Pair that with the recent warm spell and dry conditions and local producer Vern Pancoast is concerned about this year’s yield.

He’s been working the land around Medicine Hat for more than 40 years, growing a variety of crops including spring wheat, triticale, winter wheat and canola.

Pancoast says he’s been working between 14 and 16 hours a day to catch up with seeding, something he’d normally have finished by the start of May.

“We started two to three weeks later and then all of sudden when you do that Mother Nature changes and it’s hot. It’s hot too fast and dries the soil out when you’re still trying to get your initial seeding done,” explains Pancoast.

As a dryland producer, Pancoast relies on rainfall rather than an irrigation system to water his crops.

“Anytime you have heat and you have wind here is dehydrating the soil and if the plants have emerged it’s dehydrating them too so I don’t like wind and I don’t like extreme heat,” says Pancoast.

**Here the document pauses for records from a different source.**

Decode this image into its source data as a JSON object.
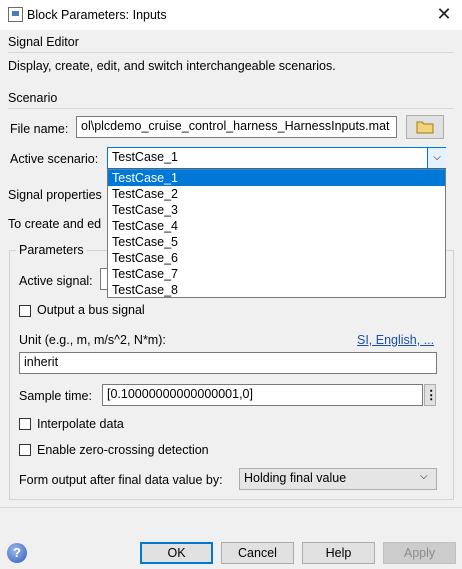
{
  "window": {
    "title": "Block Parameters: Inputs"
  },
  "signal_editor": {
    "heading": "Signal Editor",
    "description": "Display, create, edit, and switch interchangeable scenarios."
  },
  "scenario": {
    "heading": "Scenario",
    "file_name_label": "File name:",
    "file_name_value": "ol\\plcdemo_cruise_control_harness_HarnessInputs.mat",
    "active_scenario_label": "Active scenario:",
    "active_scenario_value": "TestCase_1",
    "options": [
      "TestCase_1",
      "TestCase_2",
      "TestCase_3",
      "TestCase_4",
      "TestCase_5",
      "TestCase_6",
      "TestCase_7",
      "TestCase_8"
    ]
  },
  "signal_properties": {
    "heading": "Signal properties",
    "text": "To create and ed"
  },
  "parameters": {
    "heading": "Parameters",
    "active_signal_label": "Active signal:",
    "output_bus_label": "Output a bus signal",
    "unit_label": "Unit (e.g., m, m/s^2, N*m):",
    "unit_link": "SI, English, ...",
    "unit_value": "inherit",
    "sample_time_label": "Sample time:",
    "sample_time_value": "[0.10000000000000001,0]",
    "interpolate_label": "Interpolate data",
    "zero_crossing_label": "Enable zero-crossing detection",
    "form_output_label": "Form output after final data value by:",
    "form_output_value": "Holding final value"
  },
  "buttons": {
    "ok": "OK",
    "cancel": "Cancel",
    "help": "Help",
    "apply": "Apply"
  },
  "colors": {
    "selection": "#0078d7",
    "link": "#1b4fb0",
    "apply_disabled_text": "#8a8a8a"
  }
}
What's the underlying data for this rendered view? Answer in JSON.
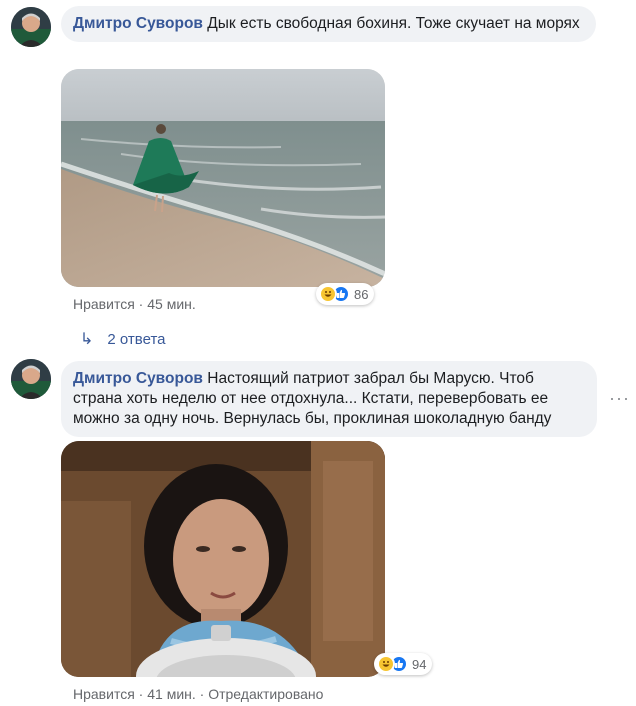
{
  "comments": [
    {
      "author": "Дмитро Суворов",
      "text": "Дык есть свободная бохиня. Тоже скучает на морях",
      "like_label": "Нравится",
      "separator": "·",
      "time": "45 мин.",
      "reaction_count": "86",
      "replies_label": "2 ответа",
      "photo_icon": "beach-woman-green-dress"
    },
    {
      "author": "Дмитро Суворов",
      "text": "Настоящий патриот забрал бы Марусю. Чтоб страна хоть неделю от нее отдохнула... Кстати, перевербовать ее можно за одну ночь. Вернулась бы, проклиная шоколадную банду",
      "like_label": "Нравится",
      "separator": "·",
      "time": "41 мин.",
      "edited": "Отредактировано",
      "reaction_count": "94",
      "more_icon": "more-horizontal-icon",
      "photo_icon": "woman-megaphone"
    }
  ],
  "colors": {
    "author": "#385898",
    "bubble": "#f0f2f5",
    "meta": "#65676b",
    "like_reaction": "#1877f2",
    "haha_reaction": "#f7c531"
  }
}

The combination of heat and wind has dried out much of the subsoil in parts of southeastern Alberta, including Pancoast’s field just outside Redcliff.

Normally the land has around two feet of moist subsoil by this time of the year. But this season the subsoil has about half that amount.

“We don’t have a lot of subsoil moisture to start with here, rainfall is our limiting factor so we are going to need lots of rainfall this summer to have an average to better than average crop,” mentions Pancoast.

And although rainfall will help Pancoast’s yield, it won’t help with the rising input costs producers like him are struggling with.

“Whether it’s seed treatments or fertilizer or seed itself. When you purchase new seed it’s all higher input costs, chemicals are high. When you have somebody come out and work on your equipment they’re not afraid to send you enormous bills, they know we need them and that’s what it’s going to take to get them here,” says Pancoast.

Equipment is also scarce, Pancoast says manufacturers simply are not keeping up with the current demand.

“Equipment is very hard to come by, you need to put an order in at least a minimum two years in advance to get what you’re wanting and you may not get it then.”

All these factors are concerning for Pancoast, but the seasoned producer says he’s seen worse.

Weather experts are calling for a hot summer with above-average rainfall for the region, the latter, Pancoast says will help produce an average to above-average sized yield this season.